There is a timeliness to "What is the What." In the book's introduction, Deng states that between May 16, 1983 and Jan. 9, 2005, over 2.5 million people died of war and war-related causes in Sudan. More than 4 million people were internally displaced in southern Sudan and nearly 2 million southern Sudanese took refuge in foreign countries - atrocities that have occurred while we have been alive. This is the story of a boy who suffered these atrocities, as told to Dave Eggers, who then formed it into a novel.

Eggers deserves the reverence he is held in by literate youth. The memoir "A Heartbreaking Work of Staggering Genius" is the kind of book that people rarely speak badly of, and in the rare instances they do, they are sharply rebuffed by its defenders. His collection of short stories, "How We Are Hungry," is the kind of book people send across oceans to surprise their friends with as a gift. "What is the What" is the kind of book that made a friend of mine start thinking about becoming an aid worker in Africa.

Together, Eggers and Deng traveled to Sudan and spent many days talking about Deng's life. The novel is written from Deng's point of view, but the narrative is crafted with Eggers' attention to detail and instinct for drama. The resulting novel speaks of a refugee's life in Sudan in clear, imaginable language. It is not merely a boy talking about his life; it is a man telling the story of a horrific childhood to an accomplished, gifted writer.

You can hear the lions roar in the night, feel the ache of thirst in the boys' throats, and sense the fear of crossing a river full of crocodiles while being shot at and unable to swim. If Deng had written the story himself, it would have been good material. If Eggers had constructed a similar story from his imagination, it would have been written well. But bringing together a great writer and a story so rich in substance makes it superior.

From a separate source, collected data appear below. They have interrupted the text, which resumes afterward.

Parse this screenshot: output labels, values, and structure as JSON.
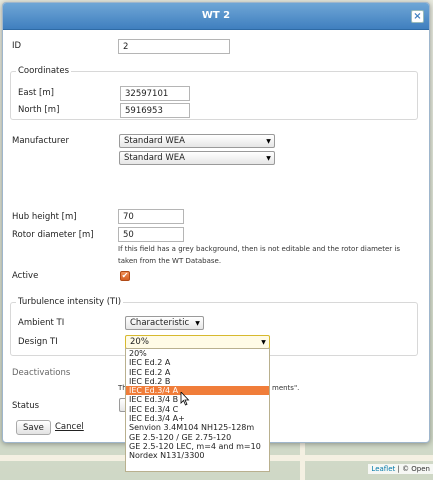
{
  "dialog": {
    "title": "WT 2",
    "close_label": "×"
  },
  "form": {
    "id_label": "ID",
    "id_value": "2",
    "coordinates": {
      "legend": "Coordinates",
      "east_label": "East [m]",
      "east_value": "32597101",
      "north_label": "North [m]",
      "north_value": "5916953"
    },
    "manufacturer_label": "Manufacturer",
    "manufacturer_value": "Standard WEA",
    "model_value": "Standard WEA",
    "hub_height_label": "Hub height [m]",
    "hub_height_value": "70",
    "rotor_diameter_label": "Rotor diameter [m]",
    "rotor_diameter_value": "50",
    "rotor_note": "If this field has a grey background, then is not editable and the rotor diameter is taken from the WT Database.",
    "active_label": "Active",
    "active_checked": "✔",
    "turbulence": {
      "legend": "Turbulence intensity (TI)",
      "ambient_label": "Ambient TI",
      "ambient_value": "Characteristic",
      "design_label": "Design TI",
      "design_value": "20%"
    },
    "deactivations_label": "Deactivations",
    "deactivations_note_fragment_a": "Th",
    "deactivations_note_fragment_b": "ments\".",
    "status_label": "Status",
    "save_label": "Save",
    "cancel_label": "Cancel"
  },
  "design_ti_options": [
    "20%",
    "IEC Ed.2 A",
    "IEC Ed.2 A",
    "IEC Ed.2 B",
    "IEC Ed.3/4 A",
    "IEC Ed.3/4 B",
    "IEC Ed.3/4 C",
    "IEC Ed.3/4 A+",
    "Senvion 3.4M104 NH125-128m",
    "GE 2.5-120 / GE 2.75-120",
    "GE 2.5-120 LEC, m=4 and m=10",
    "Nordex N131/3300"
  ],
  "design_ti_highlighted": "IEC Ed.3/4 A",
  "map": {
    "attribution_link": "Leaflet",
    "attribution_text": " | © Open"
  },
  "colors": {
    "titlebar": "#3f7fbf",
    "accent_orange": "#f07d3a"
  }
}
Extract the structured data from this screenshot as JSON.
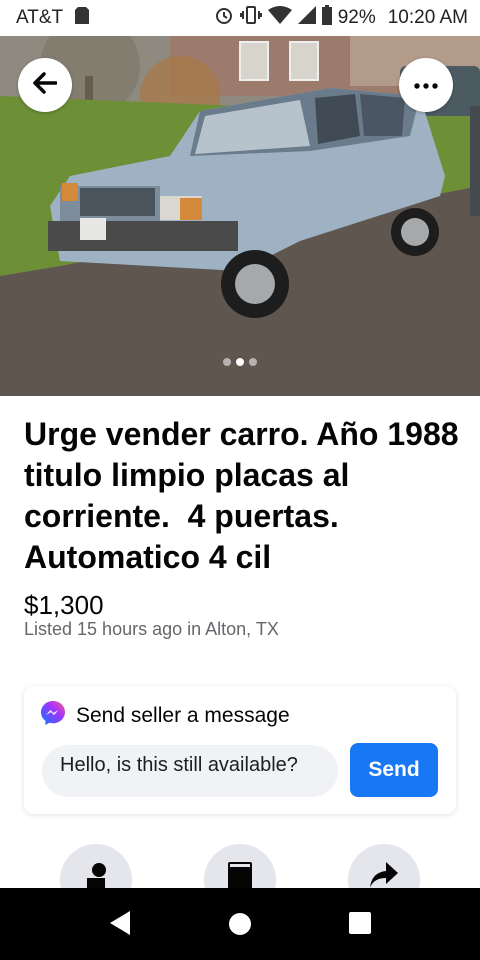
{
  "status_bar": {
    "carrier": "AT&T",
    "battery": "92%",
    "time": "10:20 AM",
    "icons": [
      "sim-card-icon",
      "alarm-icon",
      "vibrate-icon",
      "wifi-icon",
      "signal-icon",
      "battery-icon"
    ]
  },
  "photo": {
    "description_icon": "car-photo",
    "slide_count": 3,
    "active_slide": 2,
    "colors": {
      "sky": "#8a8f8a",
      "grass": "#6c8f3a",
      "road": "#5d554e",
      "car": "#9fb4c8"
    }
  },
  "listing": {
    "title": "Urge vender carro. Año 1988 titulo limpio placas al corriente.  4 puertas. Automatico 4 cil",
    "price": "$1,300",
    "listed": "Listed 15 hours ago in Alton, TX"
  },
  "message": {
    "header": "Send seller a message",
    "input_value": "Hello, is this still available?",
    "send_label": "Send"
  },
  "actions": [
    "message-seller-icon",
    "save-icon",
    "share-icon"
  ],
  "accent_color": "#1877f2"
}
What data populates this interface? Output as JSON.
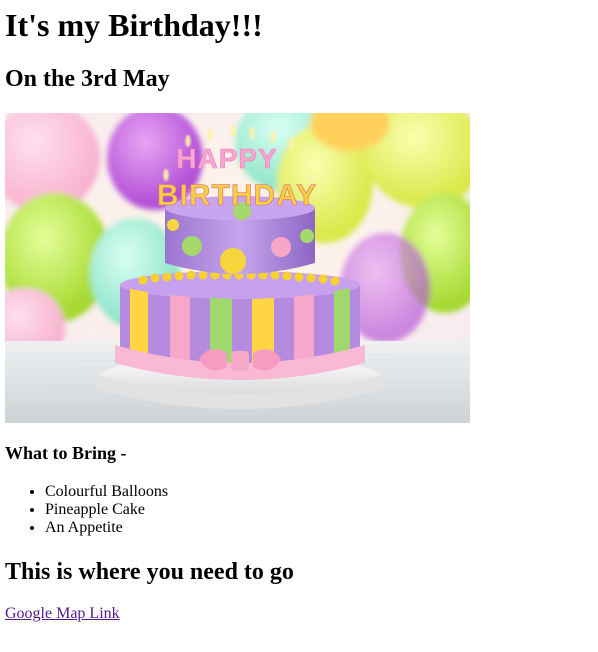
{
  "page": {
    "heading": "It's my Birthday!!!",
    "subheading": "On the 3rd May",
    "image": {
      "name": "birthday-cake-image",
      "topper_line1": "HAPPY",
      "topper_line2": "BIRTHDAY"
    },
    "bring_heading": "What to Bring -",
    "bring_items": [
      "Colourful Balloons",
      "Pineapple Cake",
      "An Appetite"
    ],
    "directions_heading": "This is where you need to go",
    "map_link": {
      "label": "Google Map Link",
      "color": "#551a8b"
    }
  }
}
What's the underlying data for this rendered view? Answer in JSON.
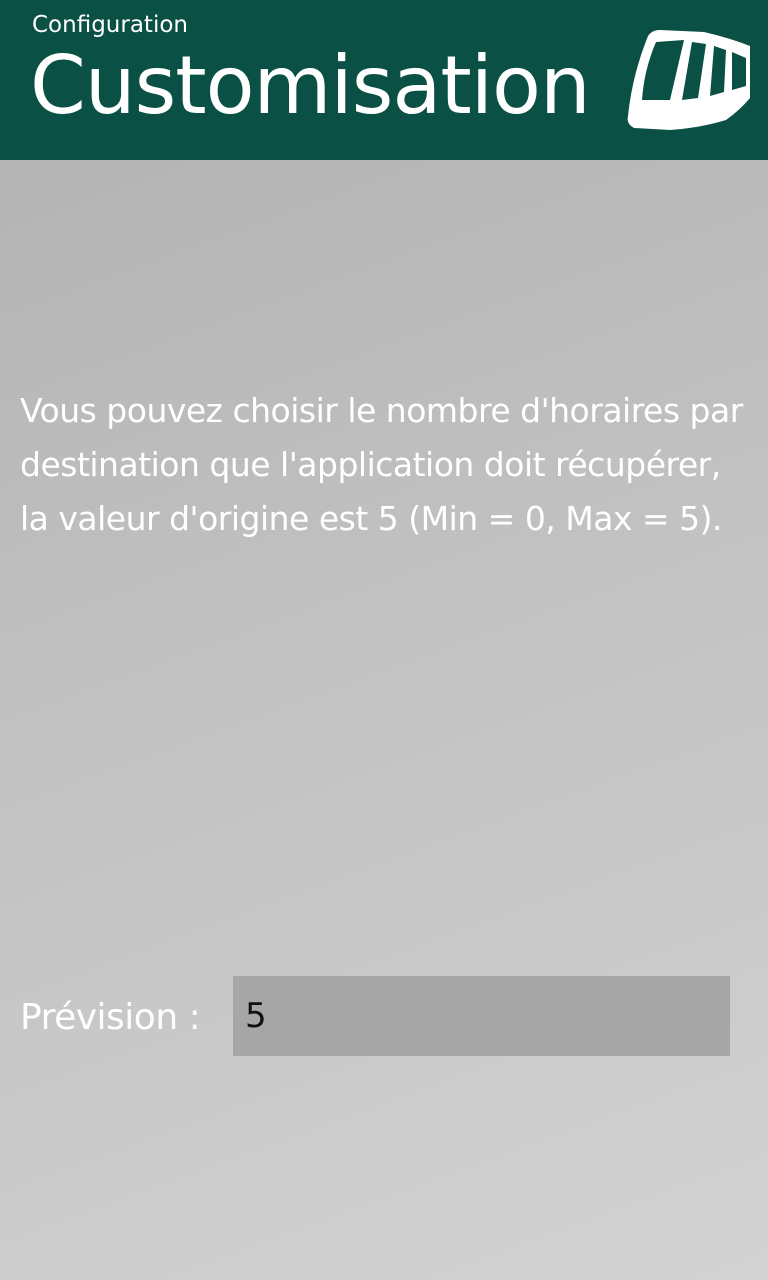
{
  "header": {
    "subtitle": "Configuration",
    "title": "Customisation",
    "icon": "tram-icon"
  },
  "main": {
    "description": "Vous pouvez choisir le nombre d'horaires par destination que l'application doit récupérer, la valeur d'origine est 5 (Min = 0, Max = 5).",
    "forecast_label": "Prévision :",
    "forecast_value": "5"
  },
  "colors": {
    "header_bg": "#0a5044",
    "text": "#ffffff",
    "input_bg": "#a6a6a6"
  }
}
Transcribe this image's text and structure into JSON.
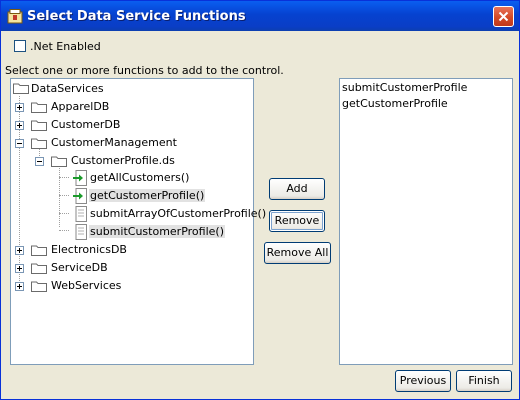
{
  "window": {
    "title": "Select Data Service Functions"
  },
  "options": {
    "net_enabled_label": ".Net Enabled",
    "net_enabled_checked": false
  },
  "instruction": "Select one or more functions to add to the control.",
  "tree": {
    "root": "DataServices",
    "nodes": {
      "appareldb": "ApparelDB",
      "customerdb": "CustomerDB",
      "customermanagement": "CustomerManagement",
      "customerprofile": "CustomerProfile.ds",
      "fn1": "getAllCustomers()",
      "fn2": "getCustomerProfile()",
      "fn3": "submitArrayOfCustomerProfile()",
      "fn4": "submitCustomerProfile()",
      "electronicsdb": "ElectronicsDB",
      "servicedb": "ServiceDB",
      "webservices": "WebServices"
    }
  },
  "buttons": {
    "add": "Add",
    "remove": "Remove",
    "remove_all": "Remove All",
    "previous": "Previous",
    "finish": "Finish"
  },
  "selected": [
    "submitCustomerProfile",
    "getCustomerProfile"
  ],
  "colors": {
    "titlebar": "#0a5ef0",
    "close": "#d44a27",
    "dialog_bg": "#ece9d8"
  }
}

If you have a conscience, you will read Deng's story with guilt and sadness. But it is not the intention of the author or the subject to invoke pity. The story is not a heartbreaking work of tragedy. The story is not a heartbreaking work of staggering beauty. The story is not a heartbreaking work of the forces of good winning out over the forces of evil. There is no great moral or resolution. It is simply the story of a life that was not simple at all.